Lori Gibson of the Fauquier Historical Society was there to mark the occasion. Her organization’s researchers estimate the tree is more than 100 years old.
Brother and sister Alek and Glenna Moore represented the younger generation, and each were presented with a piece of the tree. “We just want to remember it,” said Alek.
When most of the branches had been removed from the tree, their mom said it was time to go to school. “They just really wanted to be here,” she said. “And why not?”
Questions about what will happen to the wood from the tree have been swirling around town for weeks. Brandie Schaeffer, interim town manager, said that Terrance Lasher, assistant state forester, reached out to her regarding the courthouse tree. In an email to town council members, she said, “I met with him … on a program they offer called Urban Wood Utilization. They have found that the removal of urban trees often leads to … a landfill because of the complications with milling of trees with nails. They have created a program that matches jurisdictions with artisans that can find the best ways to reuse the urban tree.”

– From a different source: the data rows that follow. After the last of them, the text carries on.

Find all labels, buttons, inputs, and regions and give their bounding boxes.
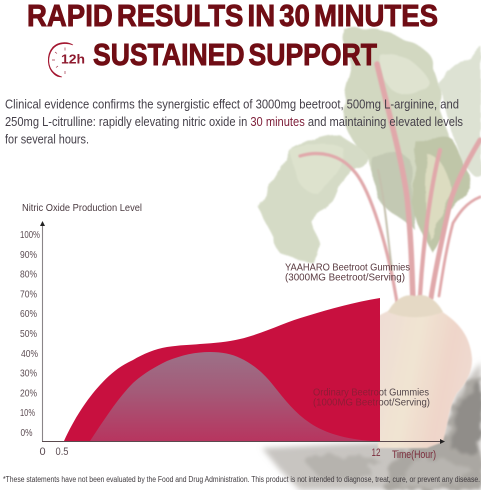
y axis labels: 50% — [20, 328, 37, 340]
area: ordinary curve — [90, 352, 372, 441]
leaves — [258, 27, 481, 262]
y axis title: Nitric Oxide Production Level — [22, 202, 142, 214]
y axis labels: 0% — [20, 427, 32, 439]
y axis labels — [20, 229, 40, 439]
area: yaaharo curve — [64, 298, 380, 441]
stems — [300, 64, 480, 302]
y axis labels: 90% — [20, 249, 37, 261]
x axis labels — [40, 446, 436, 461]
y axis arrowhead — [40, 221, 45, 226]
y axis labels: 80% — [20, 268, 37, 280]
y axis — [42, 224, 44, 441]
x axis labels: Time(Hour) — [392, 449, 436, 461]
chart: nitric oxide production level — [20, 202, 445, 461]
x axis labels: 0.5 — [56, 446, 68, 458]
series label: ordinary: (1000MG Beetroot/Serving) — [313, 396, 430, 408]
y axis labels: 10% — [20, 407, 35, 419]
x axis arrowhead — [440, 439, 445, 444]
y axis labels: 30% — [20, 368, 37, 380]
body text: for several hours. — [5, 132, 89, 146]
beet root — [378, 306, 472, 448]
title: sustained support: SUSTAINED SUPPORT — [93, 37, 377, 72]
icon: 12h clock: 12h — [61, 52, 85, 66]
beetroot photo illustration — [258, 27, 481, 490]
series label: yaaharo — [285, 262, 410, 284]
x axis labels: 12 — [372, 447, 380, 459]
y axis labels: 20% — [20, 388, 37, 400]
beet crown — [388, 295, 443, 317]
series label: ordinary — [313, 386, 430, 408]
series label: yaaharo: YAAHARO Beetroot Gummies — [285, 262, 410, 274]
body text: 250mg L-citrulline: rapidly elevating nitric oxide in 30 minutes and maintaining elevated levels — [5, 114, 463, 129]
x axis — [42, 440, 441, 442]
y axis labels: 100% — [20, 229, 40, 241]
x axis labels: 0 — [40, 446, 46, 458]
series label: yaaharo: (3000MG Beetroot/Serving) — [285, 272, 405, 284]
soil base — [262, 362, 481, 490]
icon: 12h clock — [48, 43, 85, 77]
body text — [5, 96, 463, 146]
y axis labels: 40% — [21, 348, 38, 360]
y axis labels: 60% — [20, 308, 37, 320]
series label: ordinary: Ordinary Beetroot Gummies — [313, 386, 429, 398]
soil clumps — [305, 375, 481, 490]
y axis labels: 70% — [20, 288, 37, 300]
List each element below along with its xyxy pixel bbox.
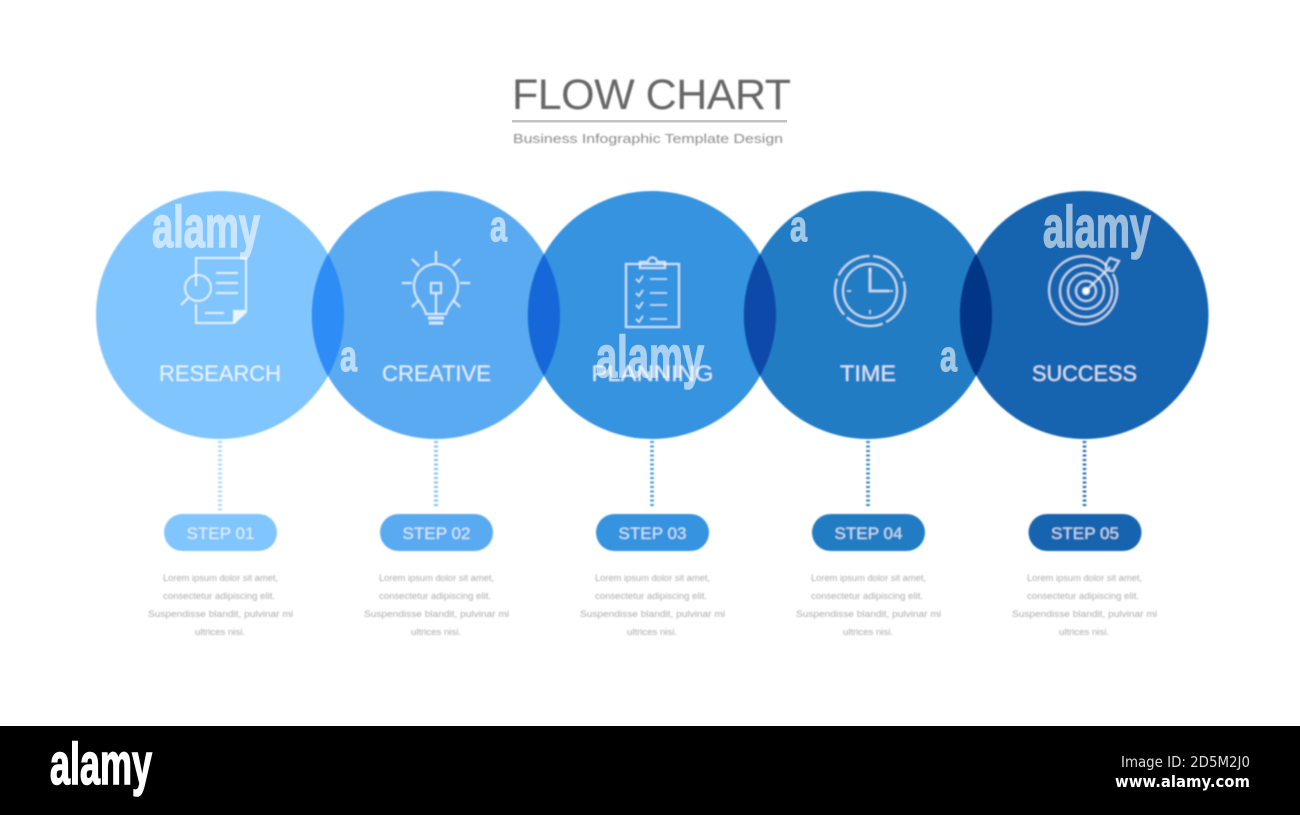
connector 2 [434,441,438,506]
title: FLOW CHART [512,71,791,119]
watermarks: a [340,332,357,381]
description 4: ultrices nisi. [843,627,893,637]
icon: target [1049,256,1119,324]
connector 4 [866,441,870,506]
pill: step 02 [380,514,493,551]
description 2 [364,573,509,637]
description 2: Lorem ipsum dolor sit amet, [379,573,494,583]
pill: step 04 [812,514,925,551]
step 4: time [744,191,992,637]
footer logo: alamy [50,732,152,797]
icon: document with magnifier [181,258,246,323]
description 1: consectetur adipiscing elit. [163,591,275,601]
connector 3 [650,441,654,506]
pill: step 03 [596,514,709,551]
image id: Image ID: 2D5M2J0 [1121,753,1250,771]
watermarks: alamy [152,195,260,260]
description 4: consectetur adipiscing elit. [811,591,923,601]
description 3: Lorem ipsum dolor sit amet, [595,573,710,583]
description 5: ultrices nisi. [1059,627,1109,637]
circle 3 [528,191,776,439]
circle 4 [744,191,992,439]
description 2: Suspendisse blandit, pulvinar mi [364,609,509,619]
step 2: creative [312,191,560,637]
label: creative: CREATIVE [382,361,491,386]
pill: step 01: STEP 01 [186,524,254,543]
description 2: ultrices nisi. [411,627,461,637]
watermarks: alamy [596,325,704,390]
label: time: TIME [840,361,896,386]
circle overlaps [312,254,992,376]
circle 1 [96,191,344,439]
watermarks: alamy [1043,195,1151,260]
description 3: Suspendisse blandit, pulvinar mi [580,609,725,619]
pill: step 02: STEP 02 [402,524,470,543]
label: success: SUCCESS [1032,361,1137,386]
watermarks: a [940,332,957,381]
description 4 [796,573,941,637]
step 1: research [96,191,344,637]
description 3: consectetur adipiscing elit. [595,591,707,601]
pill: step 05: STEP 05 [1051,524,1119,543]
pill: step 05 [1028,514,1142,551]
description 1 [148,573,293,637]
pill: step 04: STEP 04 [834,524,902,543]
label: planning: PLANNING [592,361,714,386]
pill: step 03: STEP 03 [618,524,686,543]
pill: step 01 [164,514,277,551]
watermarks: a [490,202,507,251]
icon: clipboard [626,258,679,327]
label: research: RESEARCH [159,361,281,386]
icon: light bulb [402,251,470,323]
description 1: Lorem ipsum dolor sit amet, [163,573,278,583]
step 5: success [960,191,1208,637]
description 5 [1012,573,1157,637]
description 1: ultrices nisi. [195,627,245,637]
description 5: Lorem ipsum dolor sit amet, [1027,573,1142,583]
connector 5 [1083,441,1086,506]
connector 1 [218,441,222,511]
circle 5 [960,191,1208,439]
circle 2 [312,191,560,439]
step 3: planning [528,191,776,637]
footer bar [0,726,1300,815]
description 4: Suspendisse blandit, pulvinar mi [796,609,941,619]
description 5: consectetur adipiscing elit. [1027,591,1139,601]
description 3: ultrices nisi. [627,627,677,637]
subtitle: Business Infographic Template Design [513,131,783,146]
description 5: Suspendisse blandit, pulvinar mi [1012,609,1157,619]
website: www.alamy.com [1115,772,1250,791]
watermarks: a [790,202,807,251]
description 2: consectetur adipiscing elit. [379,591,491,601]
icon: clock [835,256,905,326]
description 4: Lorem ipsum dolor sit amet, [811,573,926,583]
watermarks [152,195,1151,390]
description 1: Suspendisse blandit, pulvinar mi [148,609,293,619]
description 3 [580,573,725,637]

She added, “He confirmed the tree as almost dead and a liability. He pointed out several things including the presence of foliage only on the lower limbs, with those at the highest point being bare. He said this is a simple way to identify the tree is no longer receiving nutrients and doing the job of photosynthesis.”

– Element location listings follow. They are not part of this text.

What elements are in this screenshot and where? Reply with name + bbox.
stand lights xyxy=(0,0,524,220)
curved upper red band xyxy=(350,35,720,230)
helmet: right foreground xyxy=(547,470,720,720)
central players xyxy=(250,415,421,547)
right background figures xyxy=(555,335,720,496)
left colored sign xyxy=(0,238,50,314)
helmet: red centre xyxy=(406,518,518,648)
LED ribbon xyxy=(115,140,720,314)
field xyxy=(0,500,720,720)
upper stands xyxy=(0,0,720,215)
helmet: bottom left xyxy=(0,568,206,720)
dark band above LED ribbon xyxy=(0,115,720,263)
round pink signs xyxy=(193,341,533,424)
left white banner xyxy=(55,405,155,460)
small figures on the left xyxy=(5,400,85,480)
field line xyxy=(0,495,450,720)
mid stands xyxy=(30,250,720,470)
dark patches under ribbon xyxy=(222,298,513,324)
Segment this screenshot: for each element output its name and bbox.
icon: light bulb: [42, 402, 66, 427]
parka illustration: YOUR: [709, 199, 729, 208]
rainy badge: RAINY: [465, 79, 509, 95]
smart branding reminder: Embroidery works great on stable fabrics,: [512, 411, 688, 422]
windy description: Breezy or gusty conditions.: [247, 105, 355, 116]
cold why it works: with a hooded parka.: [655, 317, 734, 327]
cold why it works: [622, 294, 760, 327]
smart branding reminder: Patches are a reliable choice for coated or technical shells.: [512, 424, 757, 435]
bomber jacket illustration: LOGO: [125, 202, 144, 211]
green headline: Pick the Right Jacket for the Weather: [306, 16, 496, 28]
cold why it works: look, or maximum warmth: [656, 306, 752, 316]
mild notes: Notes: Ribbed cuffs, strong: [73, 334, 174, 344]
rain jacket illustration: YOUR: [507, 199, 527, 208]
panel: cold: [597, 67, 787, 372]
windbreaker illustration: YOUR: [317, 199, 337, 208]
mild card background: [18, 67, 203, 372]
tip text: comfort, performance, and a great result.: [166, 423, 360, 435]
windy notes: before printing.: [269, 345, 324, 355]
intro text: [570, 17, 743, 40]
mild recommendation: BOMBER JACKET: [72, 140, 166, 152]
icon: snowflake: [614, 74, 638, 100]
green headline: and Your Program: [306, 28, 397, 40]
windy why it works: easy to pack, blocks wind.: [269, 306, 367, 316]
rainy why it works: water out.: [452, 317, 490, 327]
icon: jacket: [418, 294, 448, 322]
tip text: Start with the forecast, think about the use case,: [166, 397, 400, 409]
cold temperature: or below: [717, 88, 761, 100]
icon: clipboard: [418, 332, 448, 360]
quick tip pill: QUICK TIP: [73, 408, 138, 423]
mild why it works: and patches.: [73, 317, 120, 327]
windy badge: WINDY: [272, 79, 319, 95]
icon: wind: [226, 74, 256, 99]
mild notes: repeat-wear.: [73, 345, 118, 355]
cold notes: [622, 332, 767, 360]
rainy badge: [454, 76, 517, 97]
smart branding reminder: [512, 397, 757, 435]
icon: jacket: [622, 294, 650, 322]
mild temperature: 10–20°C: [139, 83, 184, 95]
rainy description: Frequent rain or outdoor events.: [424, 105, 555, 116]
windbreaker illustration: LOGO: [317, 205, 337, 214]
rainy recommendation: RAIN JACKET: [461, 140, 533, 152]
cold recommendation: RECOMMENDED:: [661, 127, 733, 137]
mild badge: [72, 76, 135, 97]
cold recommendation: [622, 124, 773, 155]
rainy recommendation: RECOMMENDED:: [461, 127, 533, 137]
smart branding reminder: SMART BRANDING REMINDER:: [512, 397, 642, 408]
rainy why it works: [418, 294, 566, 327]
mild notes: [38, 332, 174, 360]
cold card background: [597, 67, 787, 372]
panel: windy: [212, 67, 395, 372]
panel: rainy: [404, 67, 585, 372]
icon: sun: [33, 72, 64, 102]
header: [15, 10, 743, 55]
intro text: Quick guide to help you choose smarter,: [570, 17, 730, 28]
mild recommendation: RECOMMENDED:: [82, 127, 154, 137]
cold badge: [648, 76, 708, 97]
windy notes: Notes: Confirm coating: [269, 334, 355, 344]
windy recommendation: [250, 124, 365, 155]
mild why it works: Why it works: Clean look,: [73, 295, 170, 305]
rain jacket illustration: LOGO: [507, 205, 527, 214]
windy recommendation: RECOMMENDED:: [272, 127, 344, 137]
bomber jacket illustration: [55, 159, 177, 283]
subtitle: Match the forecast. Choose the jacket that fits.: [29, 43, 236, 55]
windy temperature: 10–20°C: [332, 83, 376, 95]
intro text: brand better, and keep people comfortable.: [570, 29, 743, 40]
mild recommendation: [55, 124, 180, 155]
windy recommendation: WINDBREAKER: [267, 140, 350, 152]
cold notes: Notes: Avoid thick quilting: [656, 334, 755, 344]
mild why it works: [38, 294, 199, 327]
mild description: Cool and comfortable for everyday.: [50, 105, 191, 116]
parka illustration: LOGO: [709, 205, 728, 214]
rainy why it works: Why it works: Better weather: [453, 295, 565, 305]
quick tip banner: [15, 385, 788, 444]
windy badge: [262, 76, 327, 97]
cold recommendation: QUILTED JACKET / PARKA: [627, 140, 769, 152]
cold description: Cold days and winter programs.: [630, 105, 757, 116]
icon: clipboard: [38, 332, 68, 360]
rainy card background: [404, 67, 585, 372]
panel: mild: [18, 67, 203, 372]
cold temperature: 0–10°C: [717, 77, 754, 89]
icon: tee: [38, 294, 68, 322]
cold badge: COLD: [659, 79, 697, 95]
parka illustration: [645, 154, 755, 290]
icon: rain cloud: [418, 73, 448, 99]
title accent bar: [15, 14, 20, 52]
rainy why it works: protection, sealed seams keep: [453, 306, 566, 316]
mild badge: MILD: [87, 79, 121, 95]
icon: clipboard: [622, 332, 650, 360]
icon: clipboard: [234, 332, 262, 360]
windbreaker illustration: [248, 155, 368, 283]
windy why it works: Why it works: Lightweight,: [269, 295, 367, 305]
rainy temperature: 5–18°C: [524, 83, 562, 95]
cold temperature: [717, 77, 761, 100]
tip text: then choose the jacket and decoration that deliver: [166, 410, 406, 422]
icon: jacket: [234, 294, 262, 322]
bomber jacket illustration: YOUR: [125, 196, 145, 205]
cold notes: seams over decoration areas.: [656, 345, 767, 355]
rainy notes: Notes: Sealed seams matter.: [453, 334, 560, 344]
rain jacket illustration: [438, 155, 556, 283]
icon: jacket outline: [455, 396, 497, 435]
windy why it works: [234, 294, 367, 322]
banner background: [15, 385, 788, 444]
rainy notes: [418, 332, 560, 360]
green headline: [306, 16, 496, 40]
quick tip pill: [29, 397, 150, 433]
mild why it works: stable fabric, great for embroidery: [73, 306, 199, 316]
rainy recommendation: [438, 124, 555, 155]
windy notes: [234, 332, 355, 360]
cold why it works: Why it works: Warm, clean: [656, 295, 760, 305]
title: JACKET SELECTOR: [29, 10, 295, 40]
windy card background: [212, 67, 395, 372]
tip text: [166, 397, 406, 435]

Scheaffer said that as far as using the wood from the tree for other purposes, “the presence of fungus will determine if it can even be used. He also wanted me to understand how little we will be able to produce with the tree. For every log we cut, we should plan to see it shrink and lose half. … We can get a bunch of small items or one big item, but probably not enough useful wood for both. He said he would choose one big item like a table or bench so there is something to point to long term, but the council could also raise revenue by selling small pieces of the tree.”
Schaeffer said that Lasher is not hopeful about the ability to get a sprout from the tree to “potentially plant a baby version” as there are little to no seeds.